The study compares the persuasiveness of arguments generated by various Anthropic models (Claude 1, 2, and 3) and two classes of models (compact and frontier) with human-written arguments.

Methodology

  1. The researchers curated 28 topics on complex and emerging issues where people are less likely to have hardened views, such as online content moderation, ethical guidelines for space exploration, and the appropriate use of AI-generated content. They created 56 opinionated claims, with supporting and opposing claims for each topic.

  2. For human-written arguments, three participants were randomly assigned to each claim and asked to write persuasive messages of approximately 250 words. Participants were informed that their submissions would be evaluated, with the most persuasive author receiving additional compensation.

  3. For AI-generated arguments, the researchers used four distinct prompts to generate arguments: Compelling Case, Role-playing Expert, Logical Reasoning, and Deceptive.
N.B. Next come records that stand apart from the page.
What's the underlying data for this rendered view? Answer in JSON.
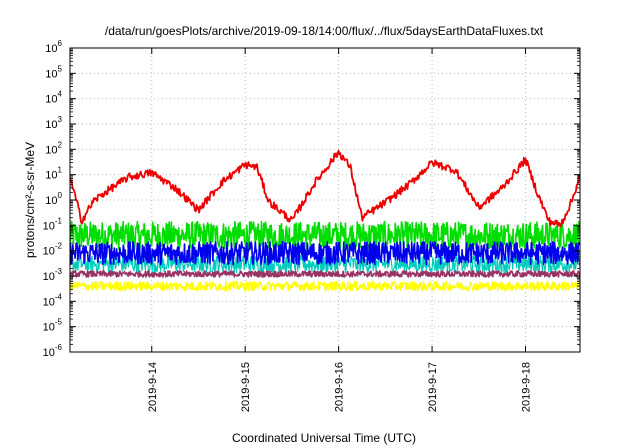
{
  "chart_data": {
    "type": "line",
    "title": "/data/run/goesPlots/archive/2019-09-18/14:00/flux/../flux/5daysEarthDataFluxes.txt",
    "xlabel": "Coordinated Universal Time (UTC)",
    "ylabel": "protons/cm²-s-sr-MeV",
    "x_scale": "time",
    "y_scale": "log",
    "xlim": [
      "2019-09-13T03:00",
      "2019-09-18T14:00"
    ],
    "ylim": [
      1e-06,
      1000000.0
    ],
    "x_ticks": [
      "2019-9-14",
      "2019-9-15",
      "2019-9-16",
      "2019-9-17",
      "2019-9-18"
    ],
    "y_ticks": [
      {
        "base": "10",
        "exp": "-6",
        "value": 1e-06
      },
      {
        "base": "10",
        "exp": "-5",
        "value": 1e-05
      },
      {
        "base": "10",
        "exp": "-4",
        "value": 0.0001
      },
      {
        "base": "10",
        "exp": "-3",
        "value": 0.001
      },
      {
        "base": "10",
        "exp": "-2",
        "value": 0.01
      },
      {
        "base": "10",
        "exp": "-1",
        "value": 0.1
      },
      {
        "base": "10",
        "exp": "0",
        "value": 1
      },
      {
        "base": "10",
        "exp": "1",
        "value": 10
      },
      {
        "base": "10",
        "exp": "2",
        "value": 100
      },
      {
        "base": "10",
        "exp": "3",
        "value": 1000
      },
      {
        "base": "10",
        "exp": "4",
        "value": 10000
      },
      {
        "base": "10",
        "exp": "5",
        "value": 100000
      },
      {
        "base": "10",
        "exp": "6",
        "value": 1000000
      }
    ],
    "grid": true,
    "series": [
      {
        "color": "#ee0000",
        "x": [
          "2019-09-13T03:00",
          "2019-09-13T06:00",
          "2019-09-13T09:00",
          "2019-09-13T12:00",
          "2019-09-13T18:00",
          "2019-09-14T00:00",
          "2019-09-14T06:00",
          "2019-09-14T12:00",
          "2019-09-14T18:00",
          "2019-09-15T00:00",
          "2019-09-15T03:00",
          "2019-09-15T06:00",
          "2019-09-15T12:00",
          "2019-09-15T18:00",
          "2019-09-16T00:00",
          "2019-09-16T03:00",
          "2019-09-16T06:00",
          "2019-09-16T12:00",
          "2019-09-16T18:00",
          "2019-09-17T00:00",
          "2019-09-17T06:00",
          "2019-09-17T12:00",
          "2019-09-17T18:00",
          "2019-09-18T00:00",
          "2019-09-18T03:00",
          "2019-09-18T06:00",
          "2019-09-18T09:00",
          "2019-09-18T12:00",
          "2019-09-18T14:00"
        ],
        "values": [
          8,
          0.15,
          0.9,
          2,
          8,
          12,
          3,
          0.4,
          5,
          25,
          20,
          0.9,
          0.15,
          5,
          80,
          20,
          0.2,
          0.8,
          4,
          30,
          15,
          0.5,
          3,
          40,
          2,
          0.15,
          0.1,
          1,
          10
        ]
      },
      {
        "color": "#00dd00",
        "x": [
          "2019-09-13T03:00",
          "2019-09-18T14:00"
        ],
        "values": [
          0.04,
          0.04
        ]
      },
      {
        "color": "#0000ee",
        "x": [
          "2019-09-13T03:00",
          "2019-09-18T14:00"
        ],
        "values": [
          0.008,
          0.008
        ]
      },
      {
        "color": "#00ccbb",
        "x": [
          "2019-09-13T03:00",
          "2019-09-18T14:00"
        ],
        "values": [
          0.003,
          0.003
        ]
      },
      {
        "color": "#993366",
        "x": [
          "2019-09-13T03:00",
          "2019-09-18T14:00"
        ],
        "values": [
          0.0012,
          0.0012
        ]
      },
      {
        "color": "#ffff00",
        "x": [
          "2019-09-13T03:00",
          "2019-09-18T14:00"
        ],
        "values": [
          0.0004,
          0.0004
        ]
      }
    ]
  }
}
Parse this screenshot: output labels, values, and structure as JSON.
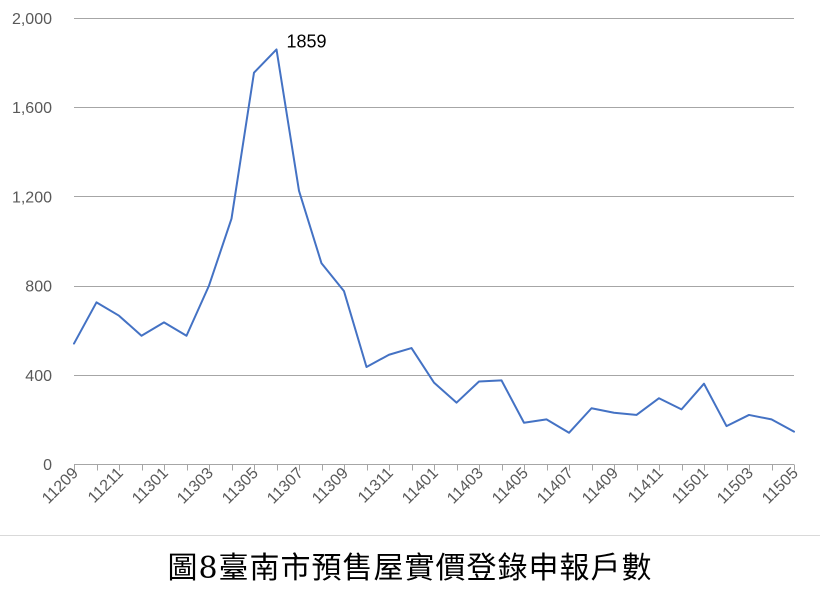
{
  "chart_data": {
    "type": "line",
    "title": "圖8臺南市預售屋實價登錄申報戶數",
    "xlabel": "",
    "ylabel": "",
    "ylim": [
      0,
      2000
    ],
    "y_ticks": [
      "0",
      "400",
      "800",
      "1,200",
      "1,600",
      "2,000"
    ],
    "y_tick_values": [
      0,
      400,
      800,
      1200,
      1600,
      2000
    ],
    "grid": true,
    "legend": "none",
    "x": [
      "11209",
      "11210",
      "11211",
      "11212",
      "11301",
      "11302",
      "11303",
      "11304",
      "11305",
      "11306",
      "11307",
      "11308",
      "11309",
      "11310",
      "11311",
      "11312",
      "11401",
      "11402",
      "11403",
      "11404",
      "11405",
      "11406",
      "11407",
      "11408",
      "11409",
      "11410",
      "11411",
      "11412",
      "11501",
      "11502",
      "11503",
      "11504",
      "11505"
    ],
    "x_tick_labels": [
      "11209",
      "11211",
      "11301",
      "11303",
      "11305",
      "11307",
      "11309",
      "11311",
      "11401",
      "11403",
      "11405",
      "11407",
      "11409",
      "11411",
      "11501",
      "11503",
      "11505"
    ],
    "series": [
      {
        "values": [
          540,
          725,
          665,
          575,
          635,
          575,
          800,
          1100,
          1755,
          1859,
          1225,
          900,
          775,
          435,
          490,
          520,
          365,
          275,
          370,
          375,
          185,
          200,
          140,
          250,
          230,
          220,
          295,
          245,
          360,
          170,
          220,
          200,
          145
        ],
        "color": "#4472c4"
      }
    ],
    "annotations": [
      {
        "text": "1859",
        "x": "11306",
        "y": 1859
      }
    ]
  }
}
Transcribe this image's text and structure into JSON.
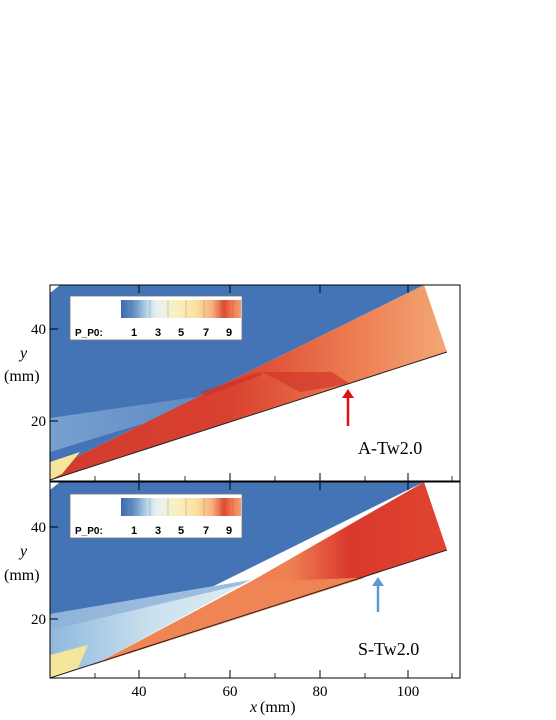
{
  "axes": {
    "x_title_var": "x",
    "x_title_unit": "(mm)",
    "y_title_var": "y",
    "y_title_unit": "(mm)",
    "x_ticks": [
      "40",
      "60",
      "80",
      "100"
    ],
    "y_ticks": [
      "40",
      "20"
    ]
  },
  "legend": {
    "title": "P_P0:",
    "ticks": [
      "1",
      "3",
      "5",
      "7",
      "9"
    ]
  },
  "panels": [
    {
      "label": "A-Tw2.0",
      "arrow_color": "#e01010"
    },
    {
      "label": "S-Tw2.0",
      "arrow_color": "#5b9bd5"
    }
  ],
  "colors": {
    "background_field": "#4474b6",
    "post_shock_high": "#ee8252",
    "post_shock_peak": "#d9382c",
    "low_pressure_light": "#cfe3ef",
    "yellow_zone": "#f5e69c"
  }
}
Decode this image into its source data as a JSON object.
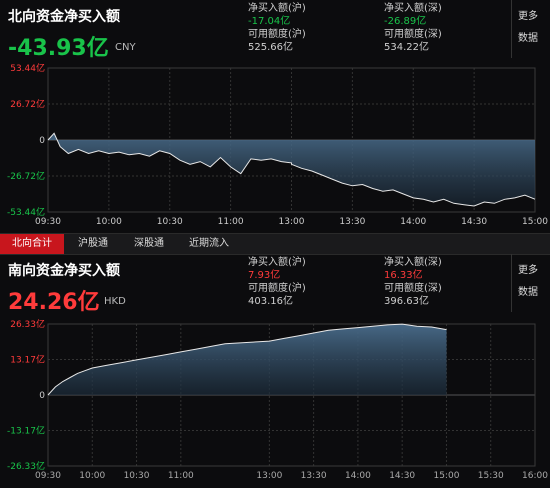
{
  "north": {
    "title": "北向资金净买入额",
    "net_value": "-43.93亿",
    "currency": "CNY",
    "sh_label": "净买入额(沪)",
    "sh_value": "-17.04亿",
    "sz_label": "净买入额(深)",
    "sz_value": "-26.89亿",
    "sh_quota_label": "可用额度(沪)",
    "sh_quota_value": "525.66亿",
    "sz_quota_label": "可用额度(深)",
    "sz_quota_value": "534.22亿",
    "more_label_1": "更多",
    "more_label_2": "数据",
    "y_ticks": [
      "53.44亿",
      "26.72亿",
      "0",
      "-26.72亿",
      "-53.44亿"
    ],
    "x_ticks": [
      "09:30",
      "10:00",
      "10:30",
      "11:00",
      "13:00",
      "13:30",
      "14:00",
      "14:30",
      "15:00"
    ]
  },
  "tabs": [
    {
      "label": "北向合计",
      "active": true
    },
    {
      "label": "沪股通",
      "active": false
    },
    {
      "label": "深股通",
      "active": false
    },
    {
      "label": "近期流入",
      "active": false
    }
  ],
  "south": {
    "title": "南向资金净买入额",
    "net_value": "24.26亿",
    "currency": "HKD",
    "sh_label": "净买入额(沪)",
    "sh_value": "7.93亿",
    "sz_label": "净买入额(深)",
    "sz_value": "16.33亿",
    "sh_quota_label": "可用额度(沪)",
    "sh_quota_value": "403.16亿",
    "sz_quota_label": "可用额度(深)",
    "sz_quota_value": "396.63亿",
    "more_label_1": "更多",
    "more_label_2": "数据",
    "y_ticks": [
      "26.33亿",
      "13.17亿",
      "0",
      "-13.17亿",
      "-26.33亿"
    ],
    "x_ticks": [
      "09:30",
      "10:00",
      "10:30",
      "11:00",
      "13:00",
      "13:30",
      "14:00",
      "14:30",
      "15:00",
      "15:30",
      "16:00"
    ]
  },
  "chart_data": [
    {
      "type": "area",
      "ylim": [
        -53.44,
        53.44
      ],
      "x": [
        "09:30",
        "09:33",
        "09:36",
        "09:40",
        "09:45",
        "09:50",
        "09:55",
        "10:00",
        "10:05",
        "10:10",
        "10:15",
        "10:20",
        "10:25",
        "10:30",
        "10:35",
        "10:40",
        "10:45",
        "10:50",
        "10:55",
        "11:00",
        "11:05",
        "11:10",
        "11:15",
        "11:20",
        "11:25",
        "11:30",
        "13:00",
        "13:05",
        "13:10",
        "13:15",
        "13:20",
        "13:25",
        "13:30",
        "13:35",
        "13:40",
        "13:45",
        "13:50",
        "13:55",
        "14:00",
        "14:05",
        "14:10",
        "14:15",
        "14:20",
        "14:25",
        "14:30",
        "14:35",
        "14:40",
        "14:45",
        "14:50",
        "14:55",
        "15:00"
      ],
      "values": [
        0,
        5,
        -5,
        -10,
        -7,
        -10,
        -8,
        -10,
        -9,
        -11,
        -10,
        -12,
        -8,
        -10,
        -15,
        -18,
        -16,
        -20,
        -13,
        -20,
        -25,
        -14,
        -15,
        -14,
        -16,
        -17,
        -18,
        -21,
        -23,
        -26,
        -29,
        -32,
        -34,
        -33,
        -36,
        -38,
        -37,
        -40,
        -43,
        -44,
        -46,
        -44,
        -47,
        -48,
        -49,
        -46,
        -47,
        -44,
        -43,
        -41,
        -43.93
      ]
    },
    {
      "type": "area",
      "ylim": [
        -26.33,
        26.33
      ],
      "x": [
        "09:30",
        "09:35",
        "09:40",
        "09:45",
        "09:50",
        "09:55",
        "10:00",
        "10:10",
        "10:20",
        "10:30",
        "10:40",
        "10:50",
        "11:00",
        "11:10",
        "11:20",
        "11:30",
        "13:00",
        "13:10",
        "13:20",
        "13:30",
        "13:40",
        "13:50",
        "14:00",
        "14:10",
        "14:20",
        "14:30",
        "14:40",
        "14:50",
        "15:00"
      ],
      "values": [
        0,
        3,
        5,
        6.5,
        8,
        9,
        10,
        11,
        12,
        13,
        14,
        15,
        16,
        17,
        18,
        19,
        20,
        21,
        22,
        23,
        24,
        24.5,
        25,
        25.5,
        26,
        26.3,
        25.5,
        25.2,
        24.26
      ]
    }
  ]
}
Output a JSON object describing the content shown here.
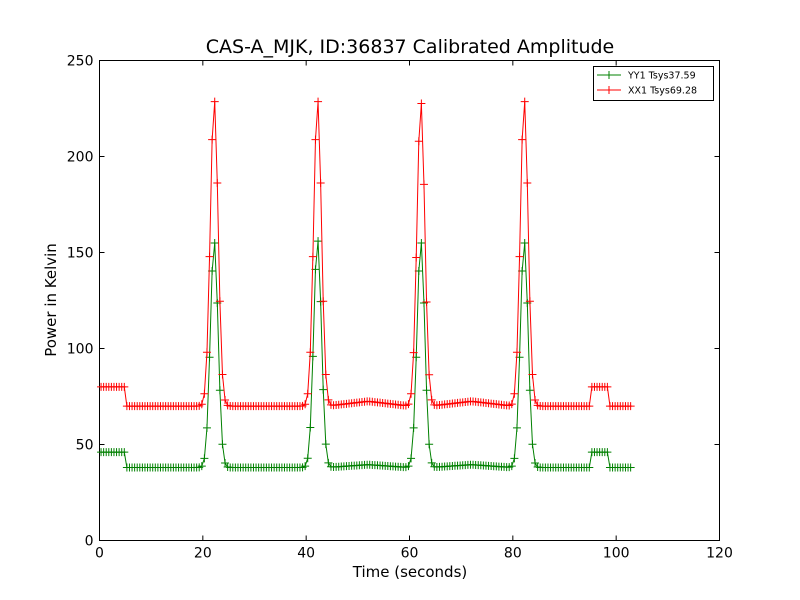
{
  "chart_data": {
    "type": "line",
    "title": "CAS-A_MJK, ID:36837 Calibrated Amplitude",
    "xlabel": "Time (seconds)",
    "ylabel": "Power in Kelvin",
    "xlim": [
      0,
      120
    ],
    "ylim": [
      0,
      250
    ],
    "xticks": [
      0,
      20,
      40,
      60,
      80,
      100,
      120
    ],
    "yticks": [
      0,
      50,
      100,
      150,
      200,
      250
    ],
    "grid": false,
    "legend_position": "top-right",
    "marker": "+",
    "series": [
      {
        "name": "YY1 Tsys37.59",
        "color": "#008000",
        "baseline": 38,
        "pre_level": 46,
        "post_level": 46,
        "peaks": [
          {
            "center": 22.2,
            "height": 156
          },
          {
            "center": 42.2,
            "height": 157
          },
          {
            "center": 62.2,
            "height": 156
          },
          {
            "center": 82.2,
            "height": 156
          }
        ],
        "humps": [
          {
            "from": 44.0,
            "to": 60.0,
            "amp": 1.5
          },
          {
            "from": 64.0,
            "to": 80.0,
            "amp": 1.5
          }
        ]
      },
      {
        "name": "XX1 Tsys69.28",
        "color": "#ff0000",
        "baseline": 70,
        "pre_level": 80,
        "post_level": 80,
        "peaks": [
          {
            "center": 22.2,
            "height": 230
          },
          {
            "center": 42.2,
            "height": 230
          },
          {
            "center": 62.2,
            "height": 229
          },
          {
            "center": 82.2,
            "height": 230
          }
        ],
        "humps": [
          {
            "from": 44.0,
            "to": 60.0,
            "amp": 2.5
          },
          {
            "from": 64.0,
            "to": 80.0,
            "amp": 2.5
          }
        ]
      }
    ],
    "sampling": {
      "start": 0.3,
      "end": 103.0,
      "step": 0.5
    },
    "pre_segment": [
      0.3,
      5.0
    ],
    "post_segment": [
      95.0,
      98.5
    ],
    "peak_width": 0.75
  }
}
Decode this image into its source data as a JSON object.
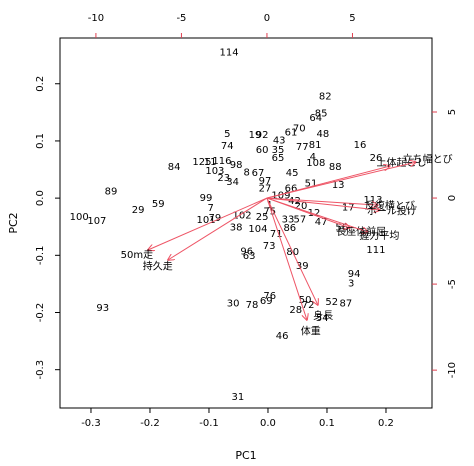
{
  "chart_data": {
    "type": "biplot",
    "xlabel": "PC1",
    "ylabel": "PC2",
    "xlim": [
      -0.3525,
      0.278
    ],
    "ylim": [
      -0.367,
      0.28
    ],
    "xticks": [
      -0.3,
      -0.2,
      -0.1,
      {
        "value": 0,
        "label": "0.0"
      },
      0.1,
      0.2
    ],
    "yticks": [
      -0.3,
      -0.2,
      -0.1,
      {
        "value": 0,
        "label": "0.0"
      },
      0.1,
      0.2
    ],
    "x2lim": [
      -12.1,
      9.65
    ],
    "y2lim": [
      -12.2,
      9.3
    ],
    "x2ticks": [
      -10,
      -5,
      0,
      5
    ],
    "y2ticks": [
      -10,
      -5,
      0,
      5
    ],
    "points": {
      "color": "#000000",
      "labels": [
        "114",
        "82",
        "85",
        "64",
        "70",
        "61",
        "48",
        "5",
        "19",
        "92",
        "43",
        "77",
        "81",
        "74",
        "60",
        "35",
        "16",
        "65",
        "26",
        "4",
        "88",
        "84",
        "125",
        "11",
        "116",
        "98",
        "103",
        "13",
        "51",
        "45",
        "108",
        "89",
        "59",
        "29",
        "100",
        "107",
        "99",
        "7",
        "101",
        "79",
        "102",
        "113",
        "17",
        "12",
        "47",
        "56",
        "111",
        "38",
        "33",
        "57",
        "104",
        "86",
        "8",
        "67",
        "73",
        "80",
        "96",
        "63",
        "71",
        "39",
        "94",
        "3",
        "50",
        "52",
        "87",
        "30",
        "78",
        "69",
        "76",
        "72",
        "28",
        "54",
        "93",
        "46",
        "31",
        "27",
        "66",
        "20",
        "25",
        "75",
        "109",
        "1",
        "97",
        "42",
        "34",
        "23"
      ],
      "x": [
        -0.066,
        0.097,
        0.09,
        0.081,
        0.053,
        0.039,
        0.093,
        -0.069,
        -0.022,
        -0.01,
        0.019,
        0.058,
        0.08,
        -0.069,
        -0.01,
        0.017,
        0.156,
        0.017,
        0.183,
        0.076,
        0.114,
        -0.159,
        -0.112,
        -0.098,
        -0.078,
        -0.054,
        -0.09,
        0.119,
        0.073,
        0.041,
        0.081,
        -0.266,
        -0.186,
        -0.22,
        -0.32,
        -0.29,
        -0.105,
        -0.097,
        -0.105,
        -0.09,
        -0.044,
        0.178,
        0.136,
        0.078,
        0.09,
        0.125,
        0.183,
        -0.054,
        0.034,
        0.054,
        -0.017,
        0.037,
        -0.036,
        -0.017,
        0.002,
        0.042,
        -0.036,
        -0.032,
        0.014,
        0.058,
        0.146,
        0.141,
        0.063,
        0.108,
        0.132,
        -0.059,
        -0.027,
        -0.003,
        0.003,
        0.068,
        0.047,
        0.092,
        -0.28,
        0.024,
        -0.051,
        -0.005,
        0.039,
        0.056,
        -0.01,
        0.003,
        0.022,
        0.003,
        -0.005,
        0.045,
        -0.06,
        -0.075
      ],
      "y": [
        0.255,
        0.178,
        0.148,
        0.14,
        0.122,
        0.115,
        0.112,
        0.112,
        0.11,
        0.11,
        0.101,
        0.089,
        0.093,
        0.091,
        0.084,
        0.084,
        0.093,
        0.07,
        0.07,
        0.072,
        0.054,
        0.054,
        0.063,
        0.063,
        0.065,
        0.058,
        0.047,
        0.023,
        0.026,
        0.044,
        0.061,
        0.012,
        -0.01,
        -0.021,
        -0.033,
        -0.04,
        0,
        -0.017,
        -0.038,
        -0.035,
        -0.03,
        -0.003,
        -0.016,
        -0.026,
        -0.042,
        -0.051,
        -0.091,
        -0.051,
        -0.037,
        -0.037,
        -0.054,
        -0.052,
        0.045,
        0.044,
        -0.084,
        -0.094,
        -0.093,
        -0.101,
        -0.063,
        -0.119,
        -0.133,
        -0.149,
        -0.178,
        -0.182,
        -0.184,
        -0.184,
        -0.187,
        -0.18,
        -0.171,
        -0.187,
        -0.196,
        -0.21,
        -0.192,
        -0.241,
        -0.348,
        0.017,
        0.017,
        -0.014,
        -0.033,
        -0.023,
        0.005,
        -0.012,
        0.03,
        -0.005,
        0.028,
        0.035
      ]
    },
    "arrows": {
      "color": "#ee5566",
      "labels": [
        "50m走",
        "持久走",
        "身長",
        "体重",
        "上体起こし",
        "立ち幅とび",
        "反復横とび",
        "ボール投げ",
        "長座体前屈",
        "握力平均"
      ],
      "x": [
        -6.96,
        -5.79,
        2.98,
        2.34,
        7.19,
        8.71,
        6.49,
        6.61,
        4.85,
        5.91
      ],
      "y": [
        -3.02,
        -3.6,
        -6.22,
        -7.09,
        1.86,
        2.09,
        -0.41,
        -0.7,
        -1.74,
        -1.98
      ]
    }
  }
}
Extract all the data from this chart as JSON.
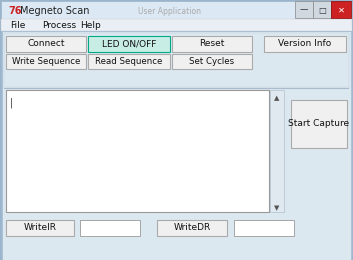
{
  "title": "Megneto Scan",
  "title_icon": "76",
  "menu_items": [
    "File",
    "Process",
    "Help"
  ],
  "led_button_color": "#c8ede4",
  "led_button_border": "#00aa88",
  "normal_button_color": "#f0f0f0",
  "normal_button_border": "#aaaaaa",
  "text_area_bg": "#ffffff",
  "text_area_border": "#999999",
  "outer_bg": "#c8d8e8",
  "window_bg": "#e4ecf4",
  "inner_bg": "#dce8f0",
  "title_bar_color": "#c0ccd8",
  "title_bar_bg": "#dce8f4",
  "font_size": 6.5,
  "window_border_color": "#9ab4cc",
  "title_text_color": "#222222",
  "close_btn_color": "#cc2222",
  "menu_bar_bg": "#eaeff5",
  "bottom_area_bg": "#d8e4f0",
  "scrollbar_bg": "#e0e8f0",
  "scrollbar_border": "#b0c0d0"
}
The ratings of changed opinions were averaged across these prompts to calculate the persuasiveness of the AI-generated arguments.

  4. To assess persuasiveness, participants were shown a claim without an accompanying argument and asked to report their initial level of support on a 1-7 Likert scale. They were then shown an argument supporting the claim, written by either a human or an AI model, and asked to re-rate their stance. The persuasiveness metric was defined as the difference between the final and initial support scores.

  5. As a control condition, the researchers presented participants with Claude 2 generated arguments that attempt to refute indisputable factual claims to quantify opinion changes due to extraneous factors.

Findings

  1. Claude 3 Opus was found to be roughly as persuasive as humans, with no statistically significant difference.

  2. A general scaling trend was observed: as models get larger and more capable, they become more persuasive.

  3. The control condition worked as expected, with the persuasiveness score close to zero for indisputable factual claims.

Lessons Learned: The researchers discussed the limitations of their study, including:

  1. Persuasion is difficult to study in a lab setting, and the results may not transfer to the real world.

  2. Evaluating the persuasiveness of arguments is inherently subjective.

  3. The experimental design has limitations, such as studying only single-turn arguments, using human writers who may not be experts in persuasion, and not exploring human + AI collaboration.

  4. Cultural and linguistic context may limit the generalizability of the findings.

  5. The study might suffer from an anchoring effect, limiting the magnitude of the persuasiveness effect observed.

  6. Different prompting methods work differently across models, with the Deceptive strategy being the most persuasive overall.

  7. The researchers did not measure the longer-term effects of being exposed to persuasive arguments.